LES RESULTATS DE L'EXPERIMENTATION

Le Conseil National de l'Eau (CNE) chargé du suivi et de l'évaluation a remis au Gouvernement un rapport d'étape sur la mise en œuvre de l'expérimentation en avril 2017. Le premier constat est le retard pris par l'expérimentation : alors qu'elle débutait dès la promulgation de la loi du 15 avril 2013, les premiers projets ont effectivement été lancés en 2015 et les lancements se sont étalés jusqu'en 2017. Ce retard explique la prolongation de 3 ans obtenue au Sénat. 

Les résultats du rapport ne portent donc que sur les expérimentations permettant le recul nécessaire à ce type d'analyses, soit 26 collectivités et 7,22 millions d'usagers desservis. Parmi ces usagers, 15,5 % peuvent bénéficier des mesures mises en œuvre.

 

Sur les cas étudiés, plusieurs dispositifs ont été testés et parfois plusieurs dans la même collectivité :

 

  • plus des 2/3 des collectivités ont développé un système d'aide à l'accès à l'eau, souvent une aide au paiement de la facture d'eau et d'assainissement, fléchée dans la plupart des cas telle que le "chèque eau". L'approche est à la fois curative quand il s'agit de résorber les impayés, et préventive quand le dispositif permet d'alléger la facture et donc d'éviter l'impayé,
  • 10 collectivités ont mis en place une modulation tarifaire : de la part variable (selon le nombre de m3 consommés), de la part fixe (abonnement) ou en instaurant des tranches de consommation avec parfois la première tranche de consommation gratuite,
  • 11 dispositifs sont basés sur une utilisation renforcée du Fonds de Solidarité Logement (FSL),
  •  et 3 collectivités utilisent leur budget général pour financer tout ou partie de l'aide attribuée au paiement des factures d'eau. Cette technique habituellement interdite est permise dans le cadre de l'expérimentation. 
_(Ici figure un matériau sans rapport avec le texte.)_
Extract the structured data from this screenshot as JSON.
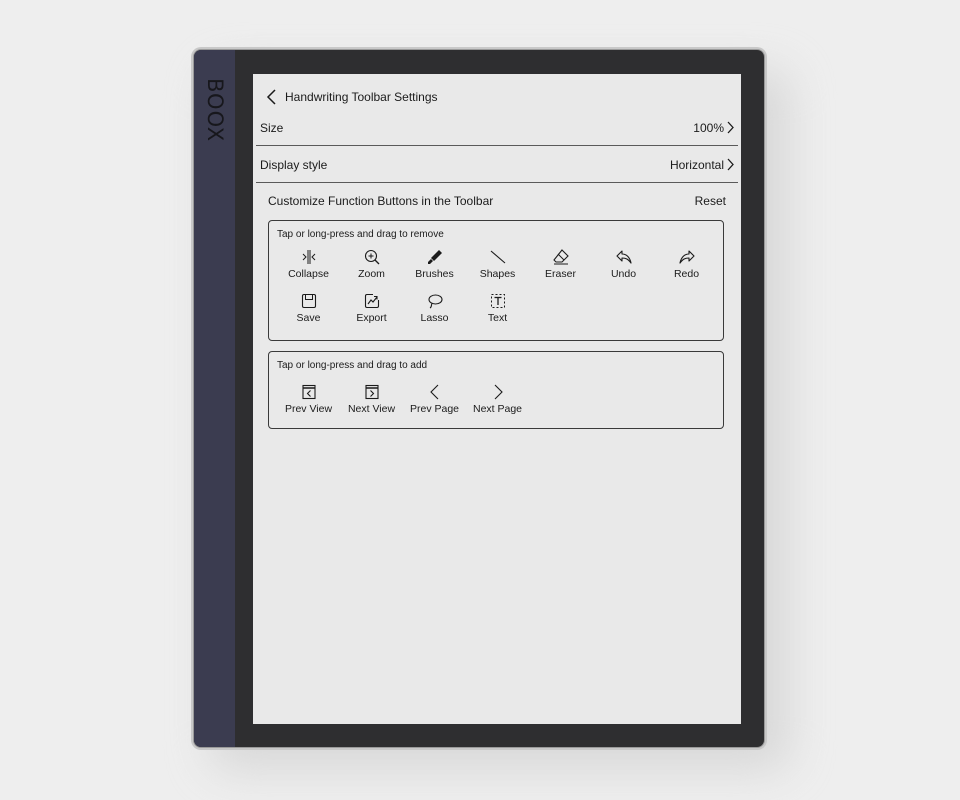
{
  "device": {
    "brand": "BOOX"
  },
  "header": {
    "back_icon": "chevron-left-icon",
    "title": "Handwriting Toolbar Settings"
  },
  "settings": {
    "size": {
      "label": "Size",
      "value": "100%"
    },
    "display_style": {
      "label": "Display style",
      "value": "Horizontal"
    }
  },
  "customize": {
    "title": "Customize Function Buttons in the Toolbar",
    "reset_label": "Reset"
  },
  "remove_section": {
    "hint": "Tap or long-press and drag to remove",
    "buttons": [
      {
        "label": "Collapse",
        "icon": "collapse-icon"
      },
      {
        "label": "Zoom",
        "icon": "zoom-icon"
      },
      {
        "label": "Brushes",
        "icon": "brush-icon"
      },
      {
        "label": "Shapes",
        "icon": "shapes-icon"
      },
      {
        "label": "Eraser",
        "icon": "eraser-icon"
      },
      {
        "label": "Undo",
        "icon": "undo-icon"
      },
      {
        "label": "Redo",
        "icon": "redo-icon"
      },
      {
        "label": "Save",
        "icon": "save-icon"
      },
      {
        "label": "Export",
        "icon": "export-icon"
      },
      {
        "label": "Lasso",
        "icon": "lasso-icon"
      },
      {
        "label": "Text",
        "icon": "text-icon"
      }
    ]
  },
  "add_section": {
    "hint": "Tap or long-press and drag to add",
    "buttons": [
      {
        "label": "Prev View",
        "icon": "prev-view-icon"
      },
      {
        "label": "Next View",
        "icon": "next-view-icon"
      },
      {
        "label": "Prev Page",
        "icon": "prev-page-icon"
      },
      {
        "label": "Next Page",
        "icon": "next-page-icon"
      }
    ]
  }
}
De plus, environ la moitié des collectivités prévoit de développer des mesures incitant à une utilisation économe de l'eau.

 

Dans la grande majorité des cas, les collectivités utilisent de 1 à 3 critères pour identifier les bénéficiaires des dispositifs. Les critères principaux retenus sont les revenus sociaux, les revenus du ménage, puis la composition de la famille.

 

Concernant les coûts de gestion de ces dispositifs et leur efficacité, il n'y a pas encore assez de recul pour établir des données fiables à utiliser. Les premiers résultats construits à partir de 9 expérimentations donnent une fourchette de coûts de gestion par habitant de 0,71 € à 16,67 €. Pour les dispositifs centrés uniquement sur le versement d'une aide, plus la population ciblée est importante, plus le coût par habitant est faible. Inversement, pour les dispositifs mixtes (versement d'une aide et modulation tarifaire), leur coût de gestion par habitant augmente avec le nombre d'habitants couverts. 

 

A la fin du rapport remis par le CNE, une douzaine de collectivités ayant expérimenté une tarification sociale de l'eau font part de leur expérience au travers d'une courte note : identification des bénéficiaires, acteurs impliqués, modalité pour toucher la cible, montant des aides, coût des dispositifs, freins à la mise en œuvre ... ces notes sont riches d'enseignements.

 

En moyenne, le montant de l'aide accordée est de 50 € par an et par foyer, soit environ 10 % de la facture annuelle moyenne. La moitié des collectivités ont accompagné cette aide financière par des mesures d'accompagnement dans la réduction de la consommation d'eau et donc du montant de la facture d'eau. Dans ce cas, le dispositif est à la fois curatif et préventif. 

 

 

VERS UN "CHEQUE EAU"

Annoncées lors du Congrès des Maires de novembre 2017, les Assises de l'eau ont donné lieu à des groupes de travail sur le cycle de l'eau. Si l'objet principal de ces travaux était la relance de l'investissement dans les réseaux d'eau et d'assainissement, la question de la tarification sociale a fait l'objet de concertation entre les acteurs de l'eau. Notons que très peu de représentants de consommateurs ou d'usagers étaient invités à ces débats.

 

Lors de la présentation des conclusions des Assises le 29 août 2018, le Premier ministre Edouard Philippe a présenté un ensemble de mesures dont la dix-septième et dernière mesure concerne le déploiement de la tarification sociale de l'eau. Bien que le gouvernement souhaite une généralisation de ce principe, c'est aux collectivités que revient la mise en place d'un dispositif d'aide. Ainsi, pour aider les collectivités qui souhaitent s'engager dans une démarche de distribution d'un "chèque eau", le Gouvernement propose d'appliquer le même modèle que le "chèque énergie". Ces collectivités pourront donc bénéficier de la gestion du chèque par l'Agence de services et de paiements (ASP), opérateur public spécialisé dans la gestion de ce type de dispositif public.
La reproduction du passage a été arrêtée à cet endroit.